- Education: Université de Montréal (M.Sc.), Duke University (Ph.D.)
- Occupations: Professor, researcher
- Website: ameliequesnelvallee.org

= Amélie Quesnel-Vallée =

Canadian academic

Amélie Quesnel-Vallée is a professor with joint appointment in the Departments of Sociology and of Epidemiology, Biostatistics and Occupational Health, as well as Canada Research Chair in Policies and Health Inequalities at McGill University in Montreal, Quebec, Canada.

== Academic training ==
She obtained a Master of Science (M.Sc.) from Université de Montréal in 2000, followed by a Doctor of Philosophy (Ph.D.) from Duke University in 2004. She then completed post-doctoral training in social epidemiology.

== Academic career ==
She is currently Professor with joint appointments in the Department of Epidemiology, Biostatistics and Occupational Health of the Faculty of Medicine, as well as in the Department of Sociology of the Faculty of Arts at McGill University.
Apart from academic teaching, she is Director of the McGill Observatory on Health and Social Services Reforms in addition to being the Canada Research Chair in Policies and Health Inequalities.
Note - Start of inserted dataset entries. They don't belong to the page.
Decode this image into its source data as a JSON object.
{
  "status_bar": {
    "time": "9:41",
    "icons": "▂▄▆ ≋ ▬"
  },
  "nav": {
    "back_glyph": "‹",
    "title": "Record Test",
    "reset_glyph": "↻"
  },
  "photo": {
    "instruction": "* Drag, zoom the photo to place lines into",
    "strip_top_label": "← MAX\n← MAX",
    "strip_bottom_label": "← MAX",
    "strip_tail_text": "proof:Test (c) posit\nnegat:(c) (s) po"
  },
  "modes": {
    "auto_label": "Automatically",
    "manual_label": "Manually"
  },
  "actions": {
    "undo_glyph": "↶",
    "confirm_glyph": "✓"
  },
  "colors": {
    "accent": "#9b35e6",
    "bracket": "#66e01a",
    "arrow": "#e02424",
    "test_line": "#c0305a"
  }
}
She is also a founding member of the Centre on Population Dynamics at McGill.

Amélie Quesnel-Vallée also co-authored numerous texts, including Le privé dans la santé : Les discours et les faits discussing the public healthcare system in Quebec.
Her occasional columns can be read from various blogs and Canadian news sources.

== Research ==
Her research mostly focuses on social inequalities in health.